23rd September 1979 · 1970s, 1979, Music, Reggae

Black Uhuru could have been the successors to Bob Marley & the Wailers as the kings of reggae. Their early work, with Sly & Robbie at the controls, remains flawless.

I could have chosen just about any track by Black Uhuru, the most successful of reggae’s second wave of bands in the early Eighties – songs like Guess Who’s Coming To Dinner, Shine Eye Gal, Sinsemilla and Sponji Reggae are all pretty much standards.

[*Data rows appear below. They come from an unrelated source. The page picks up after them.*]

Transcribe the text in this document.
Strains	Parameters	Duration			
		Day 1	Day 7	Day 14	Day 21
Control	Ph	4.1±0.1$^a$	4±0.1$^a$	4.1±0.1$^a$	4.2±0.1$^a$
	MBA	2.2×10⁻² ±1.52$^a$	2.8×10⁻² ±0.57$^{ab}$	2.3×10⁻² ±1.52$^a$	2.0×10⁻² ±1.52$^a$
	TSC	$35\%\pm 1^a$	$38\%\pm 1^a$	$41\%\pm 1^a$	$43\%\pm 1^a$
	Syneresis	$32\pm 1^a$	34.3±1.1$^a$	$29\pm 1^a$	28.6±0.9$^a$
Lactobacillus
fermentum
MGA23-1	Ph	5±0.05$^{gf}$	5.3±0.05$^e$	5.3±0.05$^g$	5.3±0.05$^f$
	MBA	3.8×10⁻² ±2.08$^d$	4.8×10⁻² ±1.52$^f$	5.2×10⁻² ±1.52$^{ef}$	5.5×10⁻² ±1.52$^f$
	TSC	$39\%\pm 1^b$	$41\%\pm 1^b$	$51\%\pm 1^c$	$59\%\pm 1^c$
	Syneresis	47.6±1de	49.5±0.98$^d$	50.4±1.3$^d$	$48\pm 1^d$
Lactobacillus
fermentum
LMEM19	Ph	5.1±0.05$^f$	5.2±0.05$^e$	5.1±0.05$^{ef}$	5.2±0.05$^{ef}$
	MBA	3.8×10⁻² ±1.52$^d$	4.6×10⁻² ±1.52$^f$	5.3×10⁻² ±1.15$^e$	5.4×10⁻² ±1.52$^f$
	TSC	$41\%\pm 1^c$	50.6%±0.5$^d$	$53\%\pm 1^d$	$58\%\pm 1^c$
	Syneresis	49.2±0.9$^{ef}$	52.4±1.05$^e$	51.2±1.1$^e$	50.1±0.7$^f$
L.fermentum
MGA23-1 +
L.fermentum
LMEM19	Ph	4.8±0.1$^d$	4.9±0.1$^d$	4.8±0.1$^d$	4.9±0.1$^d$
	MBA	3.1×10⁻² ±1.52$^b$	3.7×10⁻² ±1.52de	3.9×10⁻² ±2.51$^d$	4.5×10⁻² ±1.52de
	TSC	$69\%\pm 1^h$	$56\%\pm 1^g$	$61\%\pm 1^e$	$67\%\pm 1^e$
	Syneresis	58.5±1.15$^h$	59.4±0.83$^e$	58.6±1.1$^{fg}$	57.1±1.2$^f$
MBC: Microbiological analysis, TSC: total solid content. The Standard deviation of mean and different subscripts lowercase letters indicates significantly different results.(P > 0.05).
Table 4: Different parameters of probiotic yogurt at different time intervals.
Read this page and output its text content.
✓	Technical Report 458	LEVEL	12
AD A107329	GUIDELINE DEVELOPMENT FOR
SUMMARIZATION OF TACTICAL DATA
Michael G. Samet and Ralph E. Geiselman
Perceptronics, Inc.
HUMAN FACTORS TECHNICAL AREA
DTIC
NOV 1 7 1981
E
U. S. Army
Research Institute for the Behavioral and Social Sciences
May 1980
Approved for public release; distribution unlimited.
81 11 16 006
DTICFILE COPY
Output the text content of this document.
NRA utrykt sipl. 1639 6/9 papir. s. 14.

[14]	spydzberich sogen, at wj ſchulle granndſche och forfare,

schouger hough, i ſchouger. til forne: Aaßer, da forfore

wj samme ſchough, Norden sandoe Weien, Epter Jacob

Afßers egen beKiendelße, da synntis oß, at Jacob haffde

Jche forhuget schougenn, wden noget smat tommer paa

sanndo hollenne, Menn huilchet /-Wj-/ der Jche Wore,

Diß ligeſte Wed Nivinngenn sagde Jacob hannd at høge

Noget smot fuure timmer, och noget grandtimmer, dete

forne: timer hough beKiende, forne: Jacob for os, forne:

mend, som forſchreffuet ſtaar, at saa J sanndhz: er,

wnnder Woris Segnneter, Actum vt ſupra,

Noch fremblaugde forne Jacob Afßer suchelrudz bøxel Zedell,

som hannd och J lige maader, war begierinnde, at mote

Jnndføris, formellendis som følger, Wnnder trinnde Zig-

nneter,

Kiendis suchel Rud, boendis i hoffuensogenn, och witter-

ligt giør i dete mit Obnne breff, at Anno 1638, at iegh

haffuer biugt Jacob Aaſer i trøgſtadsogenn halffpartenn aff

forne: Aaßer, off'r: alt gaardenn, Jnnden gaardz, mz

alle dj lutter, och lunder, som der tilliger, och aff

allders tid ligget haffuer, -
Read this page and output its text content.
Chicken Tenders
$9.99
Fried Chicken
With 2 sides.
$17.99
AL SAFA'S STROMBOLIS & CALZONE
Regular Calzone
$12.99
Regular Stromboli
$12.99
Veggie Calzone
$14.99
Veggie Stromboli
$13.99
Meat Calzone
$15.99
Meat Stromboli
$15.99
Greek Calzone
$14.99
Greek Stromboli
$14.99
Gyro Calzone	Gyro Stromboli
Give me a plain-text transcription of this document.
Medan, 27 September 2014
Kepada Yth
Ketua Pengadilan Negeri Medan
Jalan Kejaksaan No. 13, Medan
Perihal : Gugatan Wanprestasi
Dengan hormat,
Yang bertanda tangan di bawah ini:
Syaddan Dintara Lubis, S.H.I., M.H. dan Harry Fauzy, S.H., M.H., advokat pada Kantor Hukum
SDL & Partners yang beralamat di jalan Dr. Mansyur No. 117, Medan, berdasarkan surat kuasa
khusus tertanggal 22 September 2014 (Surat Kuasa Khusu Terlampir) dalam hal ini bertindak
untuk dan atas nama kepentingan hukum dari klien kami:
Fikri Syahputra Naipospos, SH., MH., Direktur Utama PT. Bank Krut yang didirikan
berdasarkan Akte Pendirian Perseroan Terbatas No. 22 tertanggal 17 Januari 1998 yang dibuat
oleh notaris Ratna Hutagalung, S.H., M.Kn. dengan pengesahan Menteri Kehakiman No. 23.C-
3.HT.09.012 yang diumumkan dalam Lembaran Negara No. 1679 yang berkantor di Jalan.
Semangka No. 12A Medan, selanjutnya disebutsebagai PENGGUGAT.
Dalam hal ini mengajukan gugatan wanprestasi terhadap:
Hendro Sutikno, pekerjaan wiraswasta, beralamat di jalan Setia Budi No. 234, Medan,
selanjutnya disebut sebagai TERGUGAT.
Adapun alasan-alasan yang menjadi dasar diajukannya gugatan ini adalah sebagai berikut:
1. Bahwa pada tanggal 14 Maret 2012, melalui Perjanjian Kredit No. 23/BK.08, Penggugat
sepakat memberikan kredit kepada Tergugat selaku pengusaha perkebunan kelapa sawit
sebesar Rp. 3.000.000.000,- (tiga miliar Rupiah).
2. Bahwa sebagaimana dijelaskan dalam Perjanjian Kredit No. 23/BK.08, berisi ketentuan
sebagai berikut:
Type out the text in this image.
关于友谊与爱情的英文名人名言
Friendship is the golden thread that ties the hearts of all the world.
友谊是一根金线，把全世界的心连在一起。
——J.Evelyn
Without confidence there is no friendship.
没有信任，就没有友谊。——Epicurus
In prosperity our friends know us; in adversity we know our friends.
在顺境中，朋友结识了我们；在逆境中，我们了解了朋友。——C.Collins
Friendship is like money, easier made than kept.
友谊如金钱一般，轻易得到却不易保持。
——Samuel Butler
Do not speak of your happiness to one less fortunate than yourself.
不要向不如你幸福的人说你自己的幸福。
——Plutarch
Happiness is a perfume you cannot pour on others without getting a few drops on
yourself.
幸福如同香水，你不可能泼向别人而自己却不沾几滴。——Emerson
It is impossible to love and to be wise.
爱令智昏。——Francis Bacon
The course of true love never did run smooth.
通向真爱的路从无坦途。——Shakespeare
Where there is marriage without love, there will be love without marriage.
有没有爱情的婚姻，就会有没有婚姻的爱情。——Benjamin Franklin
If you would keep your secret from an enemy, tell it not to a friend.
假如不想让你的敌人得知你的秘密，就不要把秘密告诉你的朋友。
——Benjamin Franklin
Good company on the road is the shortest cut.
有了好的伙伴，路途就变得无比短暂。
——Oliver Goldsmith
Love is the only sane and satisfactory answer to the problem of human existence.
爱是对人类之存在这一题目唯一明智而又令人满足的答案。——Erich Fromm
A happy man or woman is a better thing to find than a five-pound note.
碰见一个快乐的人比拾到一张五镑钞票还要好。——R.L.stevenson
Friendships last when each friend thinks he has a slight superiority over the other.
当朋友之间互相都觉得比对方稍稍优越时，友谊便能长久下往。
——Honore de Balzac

This tune got a wider release on their self-titled 1981 album but I prefer this earlier version from a Jamaican 12-inch single in 1979 (and the early compilation album Showcase) with a wicked dub by Sly and Robbie, who did arguably their best work as producers and musicians with Black Uhuru.

Led by the quavery voice of songwriter Michael Rose, the vocal trio of Rose, Duckie Simpson and Puma Jones – a rarity not just in being a woman but an American social worker with a degree from Columbia University – looked for a while like becoming natural successors to Bob Marley & the Wailers.

Even after Michael Rose left to start a coffee farm in the Blue Mountains after Anthem in 1985 – the first reggae album ever to win a Grammy – the band continued its success with soundalike replacement Junior Reid, but never hit the heights of Marley without Rose’s talents, especially after the sad loss of Puma, who died of cancer in 1990.